A little rustle of interest ran along the jurors’ bench.
“Then if it was Lord Levallion’s own liqueur he drank, you contend it was poisoned during the evening?”
“I’m certain of it, sir.”
“Did Lord Levallion to your knowledge possess any poison?”
“No!” said Lacy flatly. “If you mean he committed suicide, it’s out of the question. His lordship was more contented than he had ever been in his life--or since I knew him. Somebody gave it to him!”
“Was he on bad terms with any one?”
“Plenty of people!” calmly; “but none of them would be likely to do it. I might about as well accuse her ladyship of doing it as sensibly as any of the”--he stammered--“the others!”
“Do you mean Lord and Lady Levallion were not on good terms?” sharply.
“I didn’t mean to imply that, sir,” flushing. “I said, and I think, Lord Levallion was more than happy. I never heard of any trouble between the two, except that last night I did hear them having a few words about going out or something, as I was passing through the hall. But it was nothing at all, sir!” hastily. “I beg you don’t think I’m insinuating anything against my lady.”

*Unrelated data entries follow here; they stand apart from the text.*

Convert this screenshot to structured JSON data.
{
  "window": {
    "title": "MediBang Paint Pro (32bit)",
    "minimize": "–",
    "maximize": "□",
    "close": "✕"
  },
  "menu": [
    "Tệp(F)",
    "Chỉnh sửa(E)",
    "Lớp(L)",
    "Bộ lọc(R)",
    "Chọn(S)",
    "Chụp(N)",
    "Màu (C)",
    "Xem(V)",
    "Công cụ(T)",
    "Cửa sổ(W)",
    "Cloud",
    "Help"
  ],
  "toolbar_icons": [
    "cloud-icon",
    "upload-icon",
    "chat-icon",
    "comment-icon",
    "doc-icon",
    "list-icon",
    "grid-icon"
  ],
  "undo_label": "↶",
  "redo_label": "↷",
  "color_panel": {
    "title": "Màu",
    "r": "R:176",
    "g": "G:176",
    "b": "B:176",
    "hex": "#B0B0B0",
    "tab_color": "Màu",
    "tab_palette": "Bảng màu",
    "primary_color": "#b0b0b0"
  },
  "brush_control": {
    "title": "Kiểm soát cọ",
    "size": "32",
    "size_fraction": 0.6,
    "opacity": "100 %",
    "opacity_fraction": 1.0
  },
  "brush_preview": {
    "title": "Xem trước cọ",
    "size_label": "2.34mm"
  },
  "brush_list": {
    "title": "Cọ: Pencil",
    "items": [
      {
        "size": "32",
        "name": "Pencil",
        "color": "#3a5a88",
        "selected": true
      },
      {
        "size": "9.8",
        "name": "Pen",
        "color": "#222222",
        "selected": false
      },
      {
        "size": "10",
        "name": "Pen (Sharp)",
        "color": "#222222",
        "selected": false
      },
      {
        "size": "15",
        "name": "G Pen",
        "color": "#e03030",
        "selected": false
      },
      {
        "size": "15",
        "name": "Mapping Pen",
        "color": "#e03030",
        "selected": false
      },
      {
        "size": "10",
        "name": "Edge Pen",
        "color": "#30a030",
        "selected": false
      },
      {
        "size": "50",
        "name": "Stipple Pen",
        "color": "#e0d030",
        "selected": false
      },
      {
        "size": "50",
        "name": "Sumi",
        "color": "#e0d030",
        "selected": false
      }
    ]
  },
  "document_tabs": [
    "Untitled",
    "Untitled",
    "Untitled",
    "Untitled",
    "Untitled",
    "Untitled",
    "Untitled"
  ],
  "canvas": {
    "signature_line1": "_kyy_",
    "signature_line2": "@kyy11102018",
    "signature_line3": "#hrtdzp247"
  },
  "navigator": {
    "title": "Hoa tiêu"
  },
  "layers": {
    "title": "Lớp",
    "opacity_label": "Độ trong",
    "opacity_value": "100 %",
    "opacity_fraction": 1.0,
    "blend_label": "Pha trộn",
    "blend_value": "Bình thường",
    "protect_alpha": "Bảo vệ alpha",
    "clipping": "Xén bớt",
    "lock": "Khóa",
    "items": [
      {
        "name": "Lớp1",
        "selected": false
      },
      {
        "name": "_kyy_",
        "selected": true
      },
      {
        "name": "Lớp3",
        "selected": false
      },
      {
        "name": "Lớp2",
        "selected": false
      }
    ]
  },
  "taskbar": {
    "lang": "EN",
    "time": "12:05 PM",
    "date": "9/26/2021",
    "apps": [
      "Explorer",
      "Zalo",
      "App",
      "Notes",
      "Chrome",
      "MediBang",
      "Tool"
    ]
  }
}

“Were you not in Lord Levallion’s dressing-room during the evening?”
“No, sir! I left it all neat, and was gone down-stairs almost as soon as his lordship left the room. I never went to his dressing-room of an evening till I was rung for.”
“You did not touch the bottle?”
“Yes, sir! I put it up on the shelf, and I scratched my hand on it for about the tenth time. It was a rough-made, molded bottle, with a sort of seam down each side, and time and again I’ve caught a scratch inside my hand from that rough seam.”
“Were you alone in the room?”
“No, sir; his lordship’s second man was with me. It was not either of us that tampered with the bottle.”
“Is that it?” The coroner pointed to some fragments of glass on a tray.
“I couldn’t say.” Lacy fingered each scrap slowly; none were bigger than a shilling. He looked up suddenly. “In my opinion it isn’t!” he said. “But you will understand that in the state the bottle is it can be only my opinion. I wouldn’t like to swear to it, but I think it. All I can say is that it is bits of glass and label which might be the one that was in the dressing-room. I wouldn’t swear it was the same.”
“Will you swear it is not?” sharply.
Lacy took the fragments and dust of paper-labeled glass to the light; went over each bit with the seeing fingers of a blind man, as well as faultless eyesight.
“It’s not the same bottle,” he said, after what seemed an hour. “There’s a pink smear on the label. His lordship’s bottle, when I left it, was clean.”
“That does not prove it a different bottle,” judicially. “Only perhaps that some one touched it.”
“To the best of my belief,” returned Lacy doggedly, “that is not his lordship’s bottle. I can’t find the seam on any of the pieces.”
“Or in the dust,” said a juror scathingly.
But Lacy stuck to his opinion and was let go. For some reason, and to Houghton’s wonder, the coroner never mentioned that rag of tweed.
A frightened footman took his place, who had taken coffee to the ladies after dinner.
“Were all the ladies in the room then?” asked Aston.
“Yes, that is--no, sir! I took in coffee and a note for her ladyship,” stammering, “and she gets up and leaves the room and Lady Gwendolen Brook after her.”
“With her,” the coroner half-corrected.
“Just as you say, sir,” abjectly. “I’d got out in the hall with my tray when Lady Gwendolen come out and run up-stairs after her ladyship.”
“Oh!” said the coroner quietly; “you can go.”
He called Lady Gwendolen for the next witness, and Houghton’s mouth tightened.
He remembered how the women had stood when he arrived, how aloof, how ironical. If he were not mistaken, the drama would begin with the new witness.